Fields can be renamed to match a LIMS, ELN, shared spreadsheet, or controlled document. The meaning should not change. “Reviewer note” can become “QA check.” “Disposition” can become “release status.” “Diluent release reviewed” can become “vehicle lot accepted.” The important part is that a later reader can still answer what was prepared, from which lot, in which vehicle, at what concentration, who checked it, where it went, and why it was accepted or held.

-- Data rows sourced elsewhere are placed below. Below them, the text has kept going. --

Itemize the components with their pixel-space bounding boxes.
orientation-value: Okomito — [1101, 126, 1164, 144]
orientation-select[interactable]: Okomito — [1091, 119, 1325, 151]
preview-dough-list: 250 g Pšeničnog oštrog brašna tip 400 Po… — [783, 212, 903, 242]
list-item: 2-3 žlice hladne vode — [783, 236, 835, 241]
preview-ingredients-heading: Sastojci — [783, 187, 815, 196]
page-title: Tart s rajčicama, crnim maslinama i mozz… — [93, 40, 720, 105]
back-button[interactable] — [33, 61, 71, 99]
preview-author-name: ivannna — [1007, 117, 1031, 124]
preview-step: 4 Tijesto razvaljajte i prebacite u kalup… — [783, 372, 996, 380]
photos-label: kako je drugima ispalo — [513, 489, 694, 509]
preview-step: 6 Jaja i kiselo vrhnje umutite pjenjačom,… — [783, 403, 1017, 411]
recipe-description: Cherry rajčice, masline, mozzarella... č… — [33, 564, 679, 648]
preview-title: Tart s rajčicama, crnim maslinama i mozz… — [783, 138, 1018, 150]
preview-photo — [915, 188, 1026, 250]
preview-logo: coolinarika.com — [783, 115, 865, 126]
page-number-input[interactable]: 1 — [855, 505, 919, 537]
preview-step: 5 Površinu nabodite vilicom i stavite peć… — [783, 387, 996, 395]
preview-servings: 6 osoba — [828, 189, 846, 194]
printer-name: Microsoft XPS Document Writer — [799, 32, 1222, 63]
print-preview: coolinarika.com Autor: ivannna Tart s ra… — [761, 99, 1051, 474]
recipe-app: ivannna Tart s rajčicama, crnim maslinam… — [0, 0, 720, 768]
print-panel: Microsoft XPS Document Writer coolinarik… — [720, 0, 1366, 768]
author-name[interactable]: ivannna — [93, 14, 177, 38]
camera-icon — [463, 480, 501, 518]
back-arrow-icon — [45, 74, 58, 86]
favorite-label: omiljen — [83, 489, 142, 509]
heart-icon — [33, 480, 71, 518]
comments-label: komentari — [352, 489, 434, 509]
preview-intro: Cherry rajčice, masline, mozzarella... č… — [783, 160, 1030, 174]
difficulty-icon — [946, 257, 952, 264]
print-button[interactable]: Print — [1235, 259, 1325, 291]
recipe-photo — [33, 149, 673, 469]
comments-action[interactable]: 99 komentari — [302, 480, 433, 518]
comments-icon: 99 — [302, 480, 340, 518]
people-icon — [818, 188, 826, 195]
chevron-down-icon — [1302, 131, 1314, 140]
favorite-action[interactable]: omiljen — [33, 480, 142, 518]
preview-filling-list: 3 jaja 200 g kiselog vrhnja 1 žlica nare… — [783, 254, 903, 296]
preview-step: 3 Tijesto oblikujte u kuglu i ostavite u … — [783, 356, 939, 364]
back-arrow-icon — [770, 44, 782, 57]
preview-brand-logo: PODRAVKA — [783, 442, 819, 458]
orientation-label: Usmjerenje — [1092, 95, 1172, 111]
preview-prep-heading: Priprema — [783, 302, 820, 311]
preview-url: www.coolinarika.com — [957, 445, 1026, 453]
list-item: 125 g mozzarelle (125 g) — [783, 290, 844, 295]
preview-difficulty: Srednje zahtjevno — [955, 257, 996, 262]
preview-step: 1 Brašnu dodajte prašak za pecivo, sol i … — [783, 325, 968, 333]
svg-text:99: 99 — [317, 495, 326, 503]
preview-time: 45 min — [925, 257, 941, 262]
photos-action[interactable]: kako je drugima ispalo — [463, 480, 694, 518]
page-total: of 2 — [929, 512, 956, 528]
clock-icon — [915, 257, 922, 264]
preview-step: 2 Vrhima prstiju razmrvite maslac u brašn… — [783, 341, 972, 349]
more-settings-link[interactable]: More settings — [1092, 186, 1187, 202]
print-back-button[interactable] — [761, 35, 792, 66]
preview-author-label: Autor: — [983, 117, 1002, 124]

Do not add consumer-facing fields. If a stakeholder asks for dose-per-bodyweight, administration route, injection volume, cycle length, treatment goal, cosmetic outcome, or personal protocol fields, that is a signal to split the document. This worksheet is for research-material documentation. It should not be stretched into a human-use planning tool.

FAQ#

References#

• DailyMed. Bacteriostatic Water for Injection, USP description.
• Health Canada. Good manufacturing practices guide for drug products, GUI-0001.
• International Council for Harmonisation. ICH Q7 Good Manufacturing Practice Guide for Active Pharmaceutical Ingredients.
• United States Pharmacopeia. Bacterial Endotoxins harmonisation page.
• FDA. Guidance for Industry: Pyrogen and Endotoxins Testing Questions and Answers.
• OECD. OECD Principles on Good Laboratory Practice.
• ISO. ISO/IEC 17025 testing and calibration laboratories overview.

RUO compliance note#

This article is for research-use-only documentation. It is not medical advice, injection instruction, dosing guidance, treatment guidance, compounding instruction, fertility guidance, cosmetic guidance, athletic-performance advice, or a recommendation for personal use. Researchers are responsible for verifying current supplier records, lot-specific certificates, storage instructions, local requirements, and endpoint-specific controls before any material enters a non-clinical file.